From Go ecosystem, the binaries that are dynamically linked with CGO shouldn't be installed this way. They usually create problem for me.

If you're able to peek into the detailed output of ldd and realelf then you can install the binaries anyway and download the shared libraries on your system to make it work. But again, I wanted things to be simpler and fast and for that reason, I only pull static binaries from wolfi and some dynamically linked binaries as well that have worked in past for me.

Example: By invoking the following command, you can see the dependency of the rg binary.

$ readelf -d $(command -v rg)

Dynamic section at offset 0x5861d0 contains 29 entries:
  Tag        Type                         Name/Value
 0x0000000000000001 (NEEDED)             Shared library: [libgcc_s.so.1]
 0x0000000000000001 (NEEDED)             Shared library: [libc.so.6]
 0x0000000000000001 (NEEDED)             Shared library: [ld-linux-x86-64.so.2]

Thanks to the contributors and maintainers of wolfi for maintaining zero CVE packages.

On remote systems

Sometimes just is installed on the VM on which I'm running but docker is installed, I use the following.

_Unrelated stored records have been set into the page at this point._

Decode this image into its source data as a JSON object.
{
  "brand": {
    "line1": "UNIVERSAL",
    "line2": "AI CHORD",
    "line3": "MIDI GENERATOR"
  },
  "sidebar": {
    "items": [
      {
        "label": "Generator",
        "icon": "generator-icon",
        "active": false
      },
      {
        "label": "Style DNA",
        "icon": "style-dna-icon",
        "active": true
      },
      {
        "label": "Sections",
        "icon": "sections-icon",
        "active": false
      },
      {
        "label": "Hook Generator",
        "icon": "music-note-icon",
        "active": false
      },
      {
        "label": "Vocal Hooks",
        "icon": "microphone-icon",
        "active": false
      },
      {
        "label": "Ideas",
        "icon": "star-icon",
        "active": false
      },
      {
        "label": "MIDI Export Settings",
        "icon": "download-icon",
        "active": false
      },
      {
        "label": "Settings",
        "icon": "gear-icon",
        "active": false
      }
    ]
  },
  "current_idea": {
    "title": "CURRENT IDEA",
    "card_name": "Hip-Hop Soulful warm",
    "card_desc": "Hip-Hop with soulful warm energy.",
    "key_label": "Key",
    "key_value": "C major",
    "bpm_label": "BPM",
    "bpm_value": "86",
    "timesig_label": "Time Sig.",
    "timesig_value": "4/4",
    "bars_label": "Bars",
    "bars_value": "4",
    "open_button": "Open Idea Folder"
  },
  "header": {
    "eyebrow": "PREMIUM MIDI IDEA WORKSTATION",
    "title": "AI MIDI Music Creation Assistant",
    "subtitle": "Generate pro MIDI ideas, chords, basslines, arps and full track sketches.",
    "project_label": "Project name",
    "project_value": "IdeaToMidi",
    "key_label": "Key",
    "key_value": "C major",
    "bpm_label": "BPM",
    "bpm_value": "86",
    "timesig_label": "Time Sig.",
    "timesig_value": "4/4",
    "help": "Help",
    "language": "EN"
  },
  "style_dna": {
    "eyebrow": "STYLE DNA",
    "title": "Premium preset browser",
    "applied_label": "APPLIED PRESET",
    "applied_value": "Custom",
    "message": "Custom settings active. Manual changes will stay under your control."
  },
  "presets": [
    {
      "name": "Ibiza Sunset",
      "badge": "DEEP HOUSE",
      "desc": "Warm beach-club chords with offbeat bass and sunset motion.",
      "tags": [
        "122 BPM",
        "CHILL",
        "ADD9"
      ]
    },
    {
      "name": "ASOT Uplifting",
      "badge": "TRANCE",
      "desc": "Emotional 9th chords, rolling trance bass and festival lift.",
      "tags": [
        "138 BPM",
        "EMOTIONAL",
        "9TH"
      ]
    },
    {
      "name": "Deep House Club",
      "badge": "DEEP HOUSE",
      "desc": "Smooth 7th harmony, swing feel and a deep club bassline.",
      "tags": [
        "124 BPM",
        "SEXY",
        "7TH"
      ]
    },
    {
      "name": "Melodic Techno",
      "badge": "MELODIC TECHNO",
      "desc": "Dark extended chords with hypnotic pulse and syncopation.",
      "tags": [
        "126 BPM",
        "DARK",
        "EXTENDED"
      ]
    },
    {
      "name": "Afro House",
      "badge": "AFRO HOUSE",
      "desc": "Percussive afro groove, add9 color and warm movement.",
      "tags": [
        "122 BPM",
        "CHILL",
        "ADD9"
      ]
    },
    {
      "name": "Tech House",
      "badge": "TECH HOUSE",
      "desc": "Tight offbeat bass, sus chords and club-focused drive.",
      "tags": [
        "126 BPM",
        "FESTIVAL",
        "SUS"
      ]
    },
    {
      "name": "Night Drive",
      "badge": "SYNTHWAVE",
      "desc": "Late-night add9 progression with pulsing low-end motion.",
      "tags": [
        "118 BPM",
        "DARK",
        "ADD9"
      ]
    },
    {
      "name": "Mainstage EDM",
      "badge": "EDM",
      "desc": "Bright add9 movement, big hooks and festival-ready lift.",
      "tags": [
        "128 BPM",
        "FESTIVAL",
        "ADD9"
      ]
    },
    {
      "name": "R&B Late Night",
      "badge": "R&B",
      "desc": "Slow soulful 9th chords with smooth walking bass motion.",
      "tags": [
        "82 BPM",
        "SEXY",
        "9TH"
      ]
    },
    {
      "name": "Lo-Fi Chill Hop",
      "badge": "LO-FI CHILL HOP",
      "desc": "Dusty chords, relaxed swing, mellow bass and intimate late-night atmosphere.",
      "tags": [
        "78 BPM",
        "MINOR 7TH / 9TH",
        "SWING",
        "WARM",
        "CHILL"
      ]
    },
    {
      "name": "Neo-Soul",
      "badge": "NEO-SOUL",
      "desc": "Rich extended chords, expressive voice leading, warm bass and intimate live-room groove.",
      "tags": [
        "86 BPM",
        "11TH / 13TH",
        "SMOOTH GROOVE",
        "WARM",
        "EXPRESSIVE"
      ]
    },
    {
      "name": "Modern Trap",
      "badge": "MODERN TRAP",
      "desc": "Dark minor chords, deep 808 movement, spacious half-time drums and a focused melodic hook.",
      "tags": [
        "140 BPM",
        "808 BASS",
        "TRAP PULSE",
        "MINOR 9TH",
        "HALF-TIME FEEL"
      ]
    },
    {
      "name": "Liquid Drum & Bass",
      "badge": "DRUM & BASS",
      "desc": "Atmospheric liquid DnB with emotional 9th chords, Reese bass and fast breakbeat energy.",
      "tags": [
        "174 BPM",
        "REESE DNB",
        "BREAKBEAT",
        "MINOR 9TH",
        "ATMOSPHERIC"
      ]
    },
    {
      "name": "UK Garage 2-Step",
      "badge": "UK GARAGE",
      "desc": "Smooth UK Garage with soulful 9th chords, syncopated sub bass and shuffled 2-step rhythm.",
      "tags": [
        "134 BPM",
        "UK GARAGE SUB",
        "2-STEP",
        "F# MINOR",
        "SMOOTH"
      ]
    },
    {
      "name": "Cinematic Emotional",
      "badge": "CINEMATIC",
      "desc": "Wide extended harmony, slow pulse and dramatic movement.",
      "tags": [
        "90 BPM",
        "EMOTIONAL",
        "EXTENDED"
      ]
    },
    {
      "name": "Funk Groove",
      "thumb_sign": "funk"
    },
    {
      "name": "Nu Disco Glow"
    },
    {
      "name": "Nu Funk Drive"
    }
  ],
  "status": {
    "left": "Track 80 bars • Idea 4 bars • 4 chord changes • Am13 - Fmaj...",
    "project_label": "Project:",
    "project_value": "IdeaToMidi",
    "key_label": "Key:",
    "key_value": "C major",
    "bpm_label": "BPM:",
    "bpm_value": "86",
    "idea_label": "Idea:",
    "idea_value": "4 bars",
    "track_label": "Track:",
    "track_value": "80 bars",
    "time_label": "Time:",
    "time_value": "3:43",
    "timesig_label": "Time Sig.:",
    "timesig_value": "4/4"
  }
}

docker run --rm -v .:/usr/bin/ cgr.dev/chainguard/wolfi-base:latest sh -c 'apk add lazygit'
fetch https://packages.wolfi.dev/os/x86_64/APKINDEX.tar.gz
(1/1) Installing lazygit (0.41.0-r0)
OK: 32 MiB in 15 packages

BIG WARNING: If you mount your libraries path inside the container and something weird happens then you're responsible for it. Please don't do that. That's highly risky and I'm pretty sure very dangerous as well given that'll break something your system. I think only mounting something in your home directory (~/.local/bin or ~/.arkade/bin) is the hacky (probably still unsecure) but way to do it. Don't mount any lib directories from your filesystem.